In the 1980s, religious activities recovered and churches gradually opened. However, Christians unwilling to join the TSPM churches chose to gather in unregistered house churches, commemorating in personal houses or apartments. K. H. Ting and Wang Weifan were leaders and representatives of the TSPM church. Wang Mingdao and Wang Yi would be representatives of the house church; the latter Wang is the pastor in the urban church in Chengdu which is not a traditional house church yet still claims the link to the house church.

=== Catholicism ===
In the 1950s, after Zhou Enlai saw the possibilities in Protestantism with the TSPM, a similar approach was taken with Catholicism leading to the formation in 1957 of the Catholic Patriotic Association (CPA), severing ties with the Vatican. Those who chose not to affiliate with the CPA and remain loyal to the Pope and the Vatican are often considered part of the underground church.

Ignatius Kung Pin-Mei, the Catholic bishop of Shanghai, opposed the formation of the CPA and, along with several hundred bishops and church leaders, was arrested on 8 September 1955. He viewed the CPA as being schismatic and, therefore, not in union with the universal Roman Catholic Church. Kung criticized China's lack of religious freedom and reckoned that Chinese Catholics "do not have the freedom to worship." When he was interviewed by the Soul Magazine in 1993, Kung expressed his sympathy for the underground Catholics and Bishops under the Communist government and claimed that, "The government should understand from history that every time the Church was persecuted, the Church has always survived and grown out of the persecution."

Another significant figure was Aloysius Jin Luxian, who was arrested alongside Kung on 8 September 1955. However, after being released from prison in 1982, he took several leadership roles within the CPA, including becoming founding rector of the Sheshan Seminary and bishop of Shanghai in 1988, without Vatican approval.

=== Confucianism ===

Despite the Anti-Confucius developments of the Cultural Revolution, since the 1980s, there has been a restored interest in Confucianism as offering a renewed political ideology for mainland China. Part of this has included the introduction of New Confucianism from Taiwan and North America. Some have advocated for the building of new Confucian churches in the country. Others, such as Jiang Qing have advocated for a new form of constitutional Confucianism.

=== Academy ===
Since the late 1980s there has been a growing interest in Christianity among academics in China's secular universities. Often described as Cultural Christians, many of whom are not self-identified Christians, these scholars have been drawn to Christianity as a source for the modernization of China. One of the key figures of this movement, Liu Xiaofeng at Renmin University of China, in the 2000s began to draw on the political theology of Carl Schmitt for engaging the Chinese political arena. Others, such as Xie Zhibin from Tongji University in Shanghai, has attempted to offer a public theological engagement based on the theology of Max Stackhouse. Most recently, Zhuo Xinping of the Chinese Academy of Social Sciences has advocated for the sinicization or Chinization (中国化 (Zhongguo hua)) of Christianity both politically and culturally.

== Key documents ==

=== The Christian Manifesto ===
"The Christian Manifesto" was published in July 1950 and its original title was "Direction of Endeavor for Chinese Christianity in the Construction of New China." The founding group of the Three-Self Patriotic Movement, including Y. T. Wu, drafted the document in consultation with Premier Zhou Enlai. During the 1950s, 400,000 Protestant Christians publicly endorsed and signed this document.

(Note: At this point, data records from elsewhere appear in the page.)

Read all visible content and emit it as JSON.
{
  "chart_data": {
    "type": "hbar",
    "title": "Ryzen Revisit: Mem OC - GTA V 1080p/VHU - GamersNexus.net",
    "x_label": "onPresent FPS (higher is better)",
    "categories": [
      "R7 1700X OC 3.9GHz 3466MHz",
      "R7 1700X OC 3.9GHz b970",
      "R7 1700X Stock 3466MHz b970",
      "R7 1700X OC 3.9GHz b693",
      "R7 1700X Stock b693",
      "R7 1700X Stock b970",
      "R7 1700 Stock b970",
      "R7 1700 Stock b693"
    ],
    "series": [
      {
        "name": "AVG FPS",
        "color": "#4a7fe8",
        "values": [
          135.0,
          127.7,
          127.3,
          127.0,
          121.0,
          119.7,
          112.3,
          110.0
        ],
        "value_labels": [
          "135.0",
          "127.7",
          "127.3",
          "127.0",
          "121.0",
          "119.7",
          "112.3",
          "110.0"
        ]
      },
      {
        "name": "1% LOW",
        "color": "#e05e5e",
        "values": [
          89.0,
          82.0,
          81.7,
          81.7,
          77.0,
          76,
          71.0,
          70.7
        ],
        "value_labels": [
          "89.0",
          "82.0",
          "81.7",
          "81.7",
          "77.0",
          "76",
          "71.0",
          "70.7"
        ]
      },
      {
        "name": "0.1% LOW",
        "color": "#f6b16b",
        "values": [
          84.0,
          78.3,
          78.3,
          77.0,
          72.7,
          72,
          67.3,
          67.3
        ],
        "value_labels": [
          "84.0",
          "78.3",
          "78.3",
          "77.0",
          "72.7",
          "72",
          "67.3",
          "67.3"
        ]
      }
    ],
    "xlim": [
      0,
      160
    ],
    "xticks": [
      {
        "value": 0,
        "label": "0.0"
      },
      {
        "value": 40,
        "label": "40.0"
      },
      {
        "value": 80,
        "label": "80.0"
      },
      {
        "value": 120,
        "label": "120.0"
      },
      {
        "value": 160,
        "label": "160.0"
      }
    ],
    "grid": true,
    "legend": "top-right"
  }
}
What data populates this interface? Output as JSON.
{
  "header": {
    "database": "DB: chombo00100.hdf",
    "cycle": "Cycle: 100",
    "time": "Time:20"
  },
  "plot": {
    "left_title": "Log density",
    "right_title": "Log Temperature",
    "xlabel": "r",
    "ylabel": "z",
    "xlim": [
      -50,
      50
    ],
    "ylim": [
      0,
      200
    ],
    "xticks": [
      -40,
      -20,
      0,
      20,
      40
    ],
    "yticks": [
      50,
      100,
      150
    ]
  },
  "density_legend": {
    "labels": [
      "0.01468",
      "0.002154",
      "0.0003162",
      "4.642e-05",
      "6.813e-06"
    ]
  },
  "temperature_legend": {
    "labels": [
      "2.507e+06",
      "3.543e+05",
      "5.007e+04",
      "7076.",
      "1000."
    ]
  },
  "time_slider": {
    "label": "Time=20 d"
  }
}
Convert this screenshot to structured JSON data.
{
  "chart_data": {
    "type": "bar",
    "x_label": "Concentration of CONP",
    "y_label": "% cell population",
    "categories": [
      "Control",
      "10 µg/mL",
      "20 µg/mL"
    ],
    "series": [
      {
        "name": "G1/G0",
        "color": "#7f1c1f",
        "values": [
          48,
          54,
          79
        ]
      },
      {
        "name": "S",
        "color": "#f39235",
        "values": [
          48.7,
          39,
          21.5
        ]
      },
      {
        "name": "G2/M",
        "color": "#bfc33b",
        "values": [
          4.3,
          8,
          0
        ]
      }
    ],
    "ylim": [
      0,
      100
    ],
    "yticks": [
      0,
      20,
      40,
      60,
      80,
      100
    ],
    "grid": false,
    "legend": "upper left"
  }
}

=== The 95 Theses of the Chinese Reformed Church ===
In August 2015 Wang Yi posted a document titled "Reaffirming Our Stance on the House Churches: 95 Theses" in an attempt to reaffirm the Chinese house church's position in the relationship between government and society. Echoing Martin Luther's 95 theses, these Chinese 95 theses demonstrate his opinion of the church-state relationship from the perspective of the house church.